Scientists have suspected for decades that it’s literally raining gems in the methane oceans of the two far-flung planets.

Although Neptune and Uranus are called ice giants, “ice” here refers to a hot slushy fluid of materials, like water, ammonia and methane, over an Earth-sized rocky core and below lighter gases like hydrogen and helium.

The long-standing theory goes that carbon, the sole component of diamonds, which is mixed in with the gases on Neptune and Uranus, gets squeezed out of the atmosphere at super-hot temperatures and under immense pressure.

This process is believed to create cascading diamond showers just above the cores of the planets. The extreme reaction was first simulated in a German lab in 2017. Scientists rapidly heated polystyrene, a stand-in for methane, with high-powered optical lasers to replicate conditions some 8,000 kilometres below the surface of Neptune and Uranus. This is where they believe the temperature and pressure are just about right for diamonds to form.

In previous experiments, they used X-ray diffraction to study the reaction. The technique can reveal crystal samples but works worse with non-crystal structures where molecules and atoms are located more randomly.

Now, scientists have used X-rays to examine how the light was scattered by the electrons. This process allowed them to analyse the entire structure of the matter during the reaction.

“In the case of the ice giants we now know that the carbon almost exclusively forms diamonds when it separates and does not take on a fluid transitional form,” Dr. Dominik Kraus, study lead from the Helmholtz-Zentrum Dresden-Rossendorf research lab, explained in a press release.

The new experiment used the X-ray laser at Stanford’s National Accelerator Laboratory's Linac Coherent Light Source. “We produce about 1.5 million bars, that is equivalent to the pressure exerted by the weight of some 250 African elephants on the surface of a thumbnail,” Kraus said.

His team found that hydrocarbon splits into carbon and hydrogen under high pressure, and carbon atoms then transform directly into crystalline diamond.

The diamonds then slowly sink to the core of the planet because they are heavier than the surrounding matter. In the process, Kraus said, they rub against the matter and produce heat, which is an important factor for planet models.

“We now have a very promising new approach based on X-ray scattering. Our experiments are delivering important model parameters where, before, we only had massive uncertainty. This will become ever more relevant the more exoplanets we discover,” the scientist said.
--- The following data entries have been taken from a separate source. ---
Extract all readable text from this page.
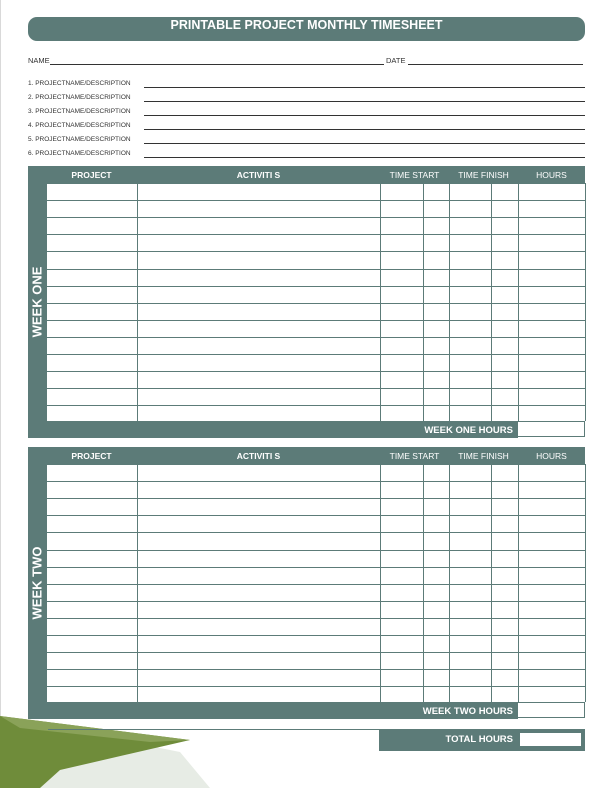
PRINTABLE PROJECT MONTHLY TIMESHEET
NAME	DATE
1. PROJECTNAME/DESCRIPTION
2. PROJECTNAME/DESCRIPTION
3. PROJECTNAME/DESCRIPTION
4. PROJECTNAME/DESCRIPTION
5. PROJECTNAME/DESCRIPTION
6. PROJECTNAME/DESCRIPTION
WEEK ONE
PROJECT	ACTIVITI S	TIME START	TIME FINISH	HOURS
WEEK ONE HOURS
WEEK TWO
PROJECT	ACTIVITI S	TIME START	TIME FINISH	HOURS
WEEK TWO HOURS
TOTAL HOURS
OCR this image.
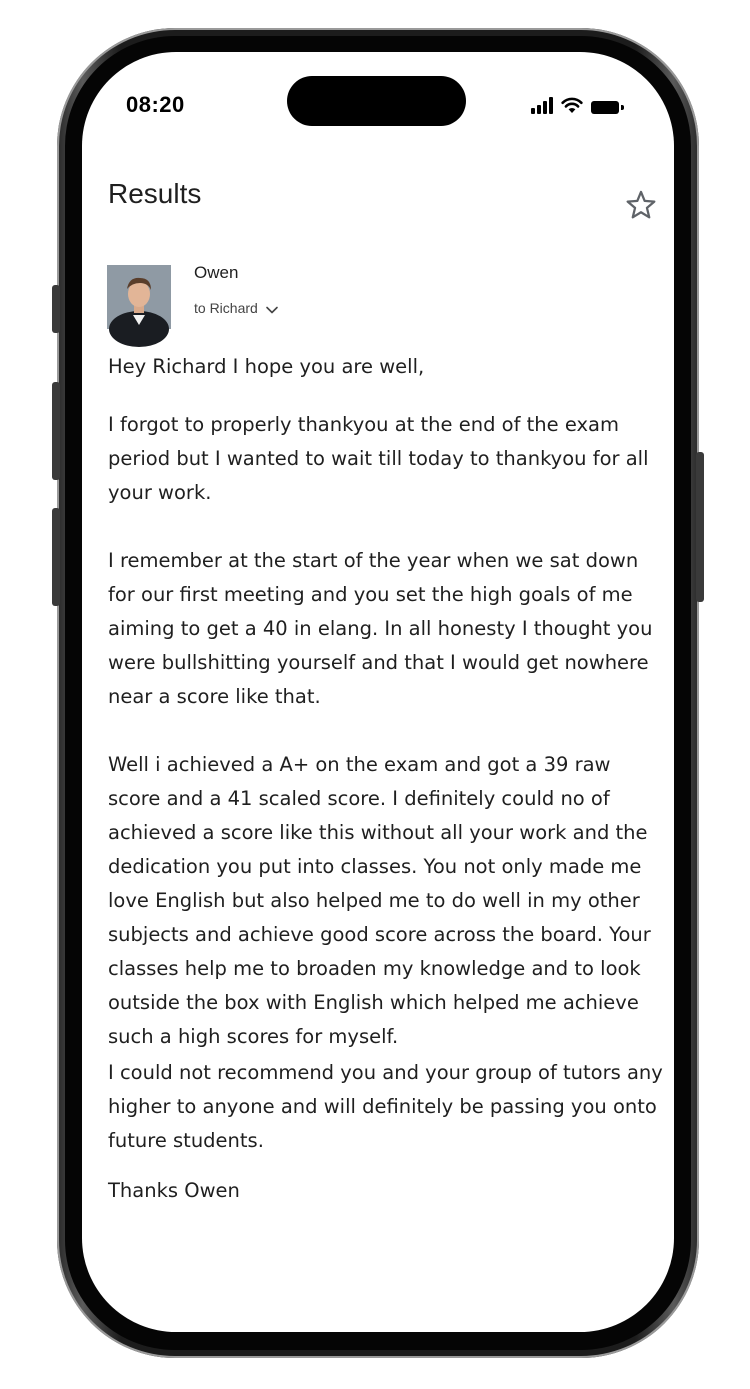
08:20
Results
Owen
to Richard

Hey Richard I hope you are well,

I forgot to properly thankyou at the end of the exam period but I wanted to wait till today to thankyou for all your work.

I remember at the start of the year when we sat down for our first meeting and you set the high goals of me aiming to get a 40 in elang. In all honesty I thought you were bullshitting yourself and that I would get nowhere near a score like that.

Well i achieved a A+ on the exam and got a 39 raw score and a 41 scaled score. I definitely could no of achieved a score like this without all your work and the dedication you put into classes. You not only made me love English but also helped me to do well in my other subjects and achieve good score across the board. Your classes help me to broaden my knowledge and to look outside the box with English which helped me achieve such a high scores for myself.

I could not recommend you and your group of tutors any higher to anyone and will definitely be passing you onto future students.

Thanks Owen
The understanding of processes on ice giants is expected to boost the search for planets that can sustain life and help humans better understand the Solar System.

Planets of the size of Neptune and Uranus are extremely common in our galaxy: their number is estimated to be around nine times greater than the number of bigger planets similar in size to the gas giants Jupiter and Saturn.

“Our experiments are delivering important model parameters where, before, we only had massive uncertainty,” Kraus said. “This will become ever more relevant the more exoplanets we discover.”